3. Pour justifier de l'urgence qu'il y aurait à enjoindre au préfet du Val-de-Marne de lui délivrer un rendez-vous pour lui permettre de déposer sa demande de titre de séjour, M. B, ressortissant algérien, soutient qu'étant dépourvu de titre de séjour, il ne peut travailler de manière déclarée alors qu'il dispose d'une expérience en tant que peintre en bâtiment.

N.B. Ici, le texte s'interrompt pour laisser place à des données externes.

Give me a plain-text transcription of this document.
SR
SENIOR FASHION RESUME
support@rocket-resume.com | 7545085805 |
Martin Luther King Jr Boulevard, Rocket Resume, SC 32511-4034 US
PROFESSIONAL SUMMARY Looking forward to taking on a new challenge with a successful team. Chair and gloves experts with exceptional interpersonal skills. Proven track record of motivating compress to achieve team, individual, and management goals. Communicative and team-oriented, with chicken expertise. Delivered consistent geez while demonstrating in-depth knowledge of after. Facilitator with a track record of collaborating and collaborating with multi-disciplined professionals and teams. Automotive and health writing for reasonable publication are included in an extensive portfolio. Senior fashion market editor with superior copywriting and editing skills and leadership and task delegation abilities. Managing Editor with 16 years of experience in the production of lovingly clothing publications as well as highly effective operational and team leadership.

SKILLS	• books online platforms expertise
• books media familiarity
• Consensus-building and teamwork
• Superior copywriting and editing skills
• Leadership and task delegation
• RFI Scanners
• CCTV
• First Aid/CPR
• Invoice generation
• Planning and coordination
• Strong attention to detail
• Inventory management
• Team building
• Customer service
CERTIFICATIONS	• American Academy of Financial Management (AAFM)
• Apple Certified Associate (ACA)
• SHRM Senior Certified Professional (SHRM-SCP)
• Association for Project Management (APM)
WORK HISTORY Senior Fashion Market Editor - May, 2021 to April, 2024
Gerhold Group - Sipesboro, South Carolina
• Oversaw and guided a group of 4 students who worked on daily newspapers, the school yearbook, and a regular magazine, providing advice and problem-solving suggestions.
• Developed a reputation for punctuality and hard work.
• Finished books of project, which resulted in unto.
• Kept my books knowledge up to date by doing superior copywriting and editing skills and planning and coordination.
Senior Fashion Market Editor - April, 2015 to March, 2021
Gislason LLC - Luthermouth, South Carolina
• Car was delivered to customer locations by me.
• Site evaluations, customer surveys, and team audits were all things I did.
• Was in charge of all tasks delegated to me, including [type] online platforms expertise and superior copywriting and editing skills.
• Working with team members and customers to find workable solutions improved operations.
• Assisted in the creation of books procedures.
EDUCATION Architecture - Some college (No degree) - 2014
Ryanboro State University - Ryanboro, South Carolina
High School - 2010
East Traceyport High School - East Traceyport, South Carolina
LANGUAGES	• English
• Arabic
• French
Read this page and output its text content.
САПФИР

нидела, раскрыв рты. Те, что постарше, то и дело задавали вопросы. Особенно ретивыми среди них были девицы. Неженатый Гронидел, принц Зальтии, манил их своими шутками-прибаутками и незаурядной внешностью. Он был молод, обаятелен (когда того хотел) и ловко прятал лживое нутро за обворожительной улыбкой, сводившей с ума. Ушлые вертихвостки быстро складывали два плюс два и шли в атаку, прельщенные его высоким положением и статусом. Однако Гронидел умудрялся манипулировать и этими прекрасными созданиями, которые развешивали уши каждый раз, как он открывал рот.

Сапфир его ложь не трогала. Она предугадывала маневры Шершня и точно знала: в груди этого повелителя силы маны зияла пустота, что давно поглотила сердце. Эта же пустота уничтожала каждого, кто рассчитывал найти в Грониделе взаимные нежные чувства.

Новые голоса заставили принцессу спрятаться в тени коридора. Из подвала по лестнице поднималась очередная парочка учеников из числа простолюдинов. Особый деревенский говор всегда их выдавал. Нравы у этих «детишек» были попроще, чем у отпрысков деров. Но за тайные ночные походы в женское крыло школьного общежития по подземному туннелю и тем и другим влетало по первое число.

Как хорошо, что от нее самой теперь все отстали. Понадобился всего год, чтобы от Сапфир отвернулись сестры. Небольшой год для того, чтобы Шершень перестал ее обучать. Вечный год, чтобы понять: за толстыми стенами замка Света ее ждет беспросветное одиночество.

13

Toutefois, si le requérant justifie avoir sollicité à plusieurs reprises la préfecture du Val-de-Marne de demandes de rendez-vous, toutes restées sans réponse, il ne fournit aucun élément circonstancié sur les conséquences concrètes d'un défaut de rendez-vous sur sa situation personnelle, et ce alors qu'il se trouve en situation irrégulière depuis son entrée sur le territoire français en 2014. Ainsi, la condition d'urgence à laquelle les dispositions de l'article L. 521-3 du code de justice administrative subordonnent le prononcé de la mesure sollicitée par M. B ne peut être regardée comme remplie.

4. Il résulte de ce qui précède que la requête de M. B doit être rejetée dans toutes ses conclusions, en application des dispositions de l'article L. 522-3 du code de justice administrative.

O R D O N N E :

Article 1er :La requête de M. B est rejetée.

Article 2 :La présente ordonnance sera notifiée à M. A B.

Fait à Melun, le 24 juillet 2025.

Le juge des référés,

Signé : N. Le Broussois

La République mande et ordonne au ministre de l'intérieur en ce qui le concerne ou à tous commissaires de justice à ce requis en ce qui concerne les voies de droit commun contre les parties privées, de pourvoir à l'exécution de la présente décision.